In seiner 78. Sitzung am 26. April 2012 hat der Landtag von Schleswig-Holstein den Bibliotheksgesetzentwurf des SSW ablehnt.

Politisch ließ sich über die Frage der Kosten eines solches Gesetzes kein Konsens erzielen. Bemerkenswert aber war die durchgängig bei allen Rednern zu findende Perspektive auf die kommende Legislaturperiode, vgl. PlPr 17/78, S. 6792-6799.

Abg. Wengler CDU (er gehört dem neu gewählten Landtag nicht mehr an): „Ich möchte auch hier noch einmal betonen, dass ich Befürworter einer gesetzlichen Regelung für die öffentlichen Bibliotheken in Schleswig-Holstein bin. Daher bedauere ich es sehr, dass wir in dieser verkürzten Legislaturperiode zu keinem Ergebnis gekommen sind. Abschließend möchte ich meiner Hoffnung Ausdruck geben, dass es dem neuen Landtag gelingen möge, Regelungen für die zu erwartenden Probleme unserer Bibliotheken zu finden. Ich glaube aber, dass wir durch unsere Beratung zumindest eine Basis legen konnten, auf der weitergearbeitet werden kann.“ S. 6793

Abg. Müller SPD: „Wir würdigen, dass auch innerhalb der großen Regierungsfraktion die Auffassung und das Abstimmungsverhalten im Ausschuss unterschiedlich war – Wilfried Wengler hat das ausgeführt -, sodass man wirklich annehmen kann, dass die Türen nicht zugeschlagen sind, wenn es zur Abstimmung über die Ausschussempfehlung kommt. Es ist natürlich ein unglücklicher Zeitablauf, dass die Behandlung dieses Gesetzentwurfs im Ausschuss erst unmittelbar vor der Neuwahl des Landtags erfolgen konnte. Auch wenn dieser Gesetzentwurf heute höchstwahrscheinlich abgelehnt wird, hindert uns niemand daran, ihn sehr bald nach der Wahl wieder einzubringen und zu beraten.“ S. 6794

Abg. Funke FDP: „Daher empfand ich den Vorschlag des Kollegen Wengler als sehr konstruktiv in der Sache, den Entwurf in der kommenden Legislaturperiode in dieser Fassung wieder einzubringen und im Verlauf des weiteren Verfahrens eine Kostenfolgeabschätzung zu erwirken. Grundsätzlich steht auch die FDP-Fraktion einer entsprechenden gesetzlichen Neuregelung positiv gegenüber.“ S. 6795

Abg. Strehlau GRÜNE: „Insgesamt aber bleibt, dass wir ein Bibliotheksgesetz wollen und brauchen, um das Bibliothekswesen in unserem Land zu stützen. … Wir sehen diesen Gesetzentwurf auch als eine gute Basis für eine nächste Landesregierung, dieses Ziel zu erreichen.“ S. 6795 f.
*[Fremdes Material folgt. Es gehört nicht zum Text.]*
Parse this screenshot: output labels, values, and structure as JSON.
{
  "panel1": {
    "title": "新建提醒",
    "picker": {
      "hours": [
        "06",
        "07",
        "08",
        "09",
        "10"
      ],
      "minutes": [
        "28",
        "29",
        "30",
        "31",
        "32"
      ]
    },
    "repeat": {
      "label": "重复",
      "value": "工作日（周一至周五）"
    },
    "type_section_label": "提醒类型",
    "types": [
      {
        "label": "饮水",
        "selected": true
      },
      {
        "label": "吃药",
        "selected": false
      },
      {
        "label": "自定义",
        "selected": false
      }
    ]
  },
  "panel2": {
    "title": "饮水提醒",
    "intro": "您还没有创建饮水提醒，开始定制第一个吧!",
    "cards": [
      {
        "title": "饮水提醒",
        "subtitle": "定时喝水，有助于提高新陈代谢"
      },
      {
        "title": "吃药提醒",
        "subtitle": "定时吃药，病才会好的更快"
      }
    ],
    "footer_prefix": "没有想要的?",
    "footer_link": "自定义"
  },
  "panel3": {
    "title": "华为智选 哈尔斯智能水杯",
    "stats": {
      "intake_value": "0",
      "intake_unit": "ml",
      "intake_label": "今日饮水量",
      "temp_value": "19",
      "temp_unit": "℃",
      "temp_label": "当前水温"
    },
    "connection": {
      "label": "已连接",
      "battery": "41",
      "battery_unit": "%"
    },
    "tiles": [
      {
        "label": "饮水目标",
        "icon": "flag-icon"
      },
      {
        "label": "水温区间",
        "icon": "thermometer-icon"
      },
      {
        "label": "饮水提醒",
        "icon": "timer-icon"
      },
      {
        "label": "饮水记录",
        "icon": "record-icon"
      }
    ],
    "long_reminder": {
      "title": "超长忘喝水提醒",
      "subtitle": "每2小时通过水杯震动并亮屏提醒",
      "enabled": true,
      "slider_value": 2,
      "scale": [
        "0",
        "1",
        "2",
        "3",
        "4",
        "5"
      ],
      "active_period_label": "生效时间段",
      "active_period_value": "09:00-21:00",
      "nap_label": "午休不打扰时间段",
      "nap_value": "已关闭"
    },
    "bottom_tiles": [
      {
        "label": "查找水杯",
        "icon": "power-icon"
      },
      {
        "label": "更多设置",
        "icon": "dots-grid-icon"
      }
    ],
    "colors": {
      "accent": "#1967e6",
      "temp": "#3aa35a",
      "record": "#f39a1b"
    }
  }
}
Positiv zum Gesetzentwurf äußerte sich auch die Fraktion DIE LINKE.

Die Abg. Spoorendonk vom SSW, der den Gesetzentwurf eingebracht hatte, betonte, dass die Förderung von Bibliotheken eine „knallharte Bildungsförderung“ sei. Sie unterstrich noch einmal die Position des SSW: „Gleichwohl bleibe ich dabei, dass wir in Schleswig-Holstein mehr denn je ein Bibliotheksgesetz brauchen.“ S. 6797

Der für Bildung und Kultur zuständige Minister Klug sprach sich gegen ein Bibliotheksgesetz aus, da es, wenn es wirklich etwas sichern soll, nicht finanziert werden könne, wenn es aber nichts sichert, dann sei ein Bibliotheksgesetz „völlig überflüssig“. Kritisch sah er auch die mit einer Novellierung des Pflichtexemplarrechts einhergehenden Kosten. S. 6798

Auch wenn das Gesetz abgelehnt wurde, so war es doch eine Ablehnung „erster Klasse“. Es gibt eine gute Perspektive, dass in der kommenden Legislaturperiode das Thema wieder auf der politischen Tagesordnung stehen wird. Die zentrale Frage wird dabei sicher sein, wie und mit welchem finanziellen Aufwand die Öffentlichen Bibliotheken in ihrem Bestand gesichert werden können. Zudem wird man auch über das Pflichtexemparrecht reden müssen. Das kulturelle Gedächtnis darf kein Gedächtnis nach Kassenlage sein, sondern bedarf einer soliden Grundlage.

Generell scheint es ratsam, bei der künftigen Debatte um ein Bibliotheksgesetz zwei Ebenen zu unterscheiden, eine nüchtern-juristische und eine politisch-finanzielle.

Auf der nüchtern-juristischen Ebene gilt es, den Bibliotheken eine angemessene Rechtsgrundlage für ihre Arbeit zu geben. Hier gibt es im Landesrecht von Schleswig-Holstein Defizite, die ein Bibliotheksgesetz beheben sollte. Besonders kostspielig ist dieser Teil des Gesetzes, darin etwa dem Datenschutz im Archivgesetz vergleichbar, nicht. Dieses Thema, das politisch nicht sonderlich spannend ist, ist in der Diskussion bisher eher blass geblieben, Minister Klug hat es gar nicht verstanden.

Die Frage der Sicherung und Förderung der Öffentlichen Bibliotheken hingegen ist in ihrer konkreten Ausformung eine politische Frage, die Geld kostet und Prioriätsentscheidungen in der Bildungs- und Kulturpolitik verlangt. Hier gab es schon bei dem ablehnten Gesetzentwurf des SSW eine kontroverse Diskussion. Und hier wird es auch bei einem neuen Entwurf genug Diskussionsbedarf geben.